Abstract

Introduction: National Heart, Lung, and Blood Institute recommends giving the first dose of opioids within 30 minutes of presentation to the emergency department for sickle cell disease patients with moderate to severe vaso-occlusive crisis. Intranasal fentanyl has been used extensively and shown to reduce time to the first dose of analgesic, improve pain scores at 20 minutes, and increase the odds of getting discharged from the emergency department. Material and methods: For phase one of the project, baseline data was collected. The new pain algorithm was introduced at the start of the second phase, which involved giving intranasal fentanyl as the first analgesic for vaso-occlusive crisis in the emergency department. After the intervention, the second analysis compared outcomes with phase one. Wilcoxon-Mann-Whitney tests were used for comparing data between phase one and phase two and Wilcoxon signed-rank tests (paired version) were used for comparing pain scores before and after analgesic.
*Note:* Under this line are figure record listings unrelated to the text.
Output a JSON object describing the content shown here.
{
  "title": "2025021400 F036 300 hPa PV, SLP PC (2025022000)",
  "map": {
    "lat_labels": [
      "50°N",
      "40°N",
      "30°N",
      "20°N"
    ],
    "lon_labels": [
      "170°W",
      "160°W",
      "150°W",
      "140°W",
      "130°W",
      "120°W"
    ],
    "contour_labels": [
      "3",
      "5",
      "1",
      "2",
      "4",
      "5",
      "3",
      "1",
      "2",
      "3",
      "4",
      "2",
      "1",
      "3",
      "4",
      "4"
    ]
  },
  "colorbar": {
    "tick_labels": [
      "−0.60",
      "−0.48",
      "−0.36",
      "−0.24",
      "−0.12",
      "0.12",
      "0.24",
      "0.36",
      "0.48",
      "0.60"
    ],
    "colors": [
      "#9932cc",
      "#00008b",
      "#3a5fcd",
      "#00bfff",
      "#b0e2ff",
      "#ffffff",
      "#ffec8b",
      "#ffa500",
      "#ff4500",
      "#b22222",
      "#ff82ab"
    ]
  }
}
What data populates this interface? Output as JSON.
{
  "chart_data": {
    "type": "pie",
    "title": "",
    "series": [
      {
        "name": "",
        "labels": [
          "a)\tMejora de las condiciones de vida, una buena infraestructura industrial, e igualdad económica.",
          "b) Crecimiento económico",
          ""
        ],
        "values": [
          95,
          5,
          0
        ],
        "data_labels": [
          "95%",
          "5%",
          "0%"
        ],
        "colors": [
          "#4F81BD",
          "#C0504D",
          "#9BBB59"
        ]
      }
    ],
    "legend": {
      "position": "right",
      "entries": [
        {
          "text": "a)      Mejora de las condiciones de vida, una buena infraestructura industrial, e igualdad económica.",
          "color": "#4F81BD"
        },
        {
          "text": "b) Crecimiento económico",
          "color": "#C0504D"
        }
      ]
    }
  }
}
Results: Visits at phase two had significantly lower hospitalization rate [phase one 53.5% vs. phase two 34.2%(p value 0.005)], more fentanyl use [phase one 1.5% vs. phase two 50.6% (p< 0.001)], less patient-controlled-analgesia (PCA) opioid use after admission [phase one 13.0% vs. phase two 2.53% (p= 0.016)], higher compliance with outpatient visits [phase one 61.3% vs. phase two 98.7% (p < 0.001)], shorter length of hospital stay [phase one 117.6 ± 112.7 hours vs. phase two 68.3 ± 47.2 hours (p-value 0.01)], decrease in the time to first analgesic after coming to the emergency department (phase one 78.2 ± 131.2 minutes vs. phase two 38.3 ± 31.2 minutes (p 0.85)], and decrease in the mean pain score after first medication in the emergency department [phase one 5.48 ± 3.12 vs. phase two 4.46 ± 2.88 (p value 0.021)] Conclusion: Intranasal fentanyl led to more effective and timely management of vaso-occlusive crisis with improvement in clinical outcomes compared to standard management.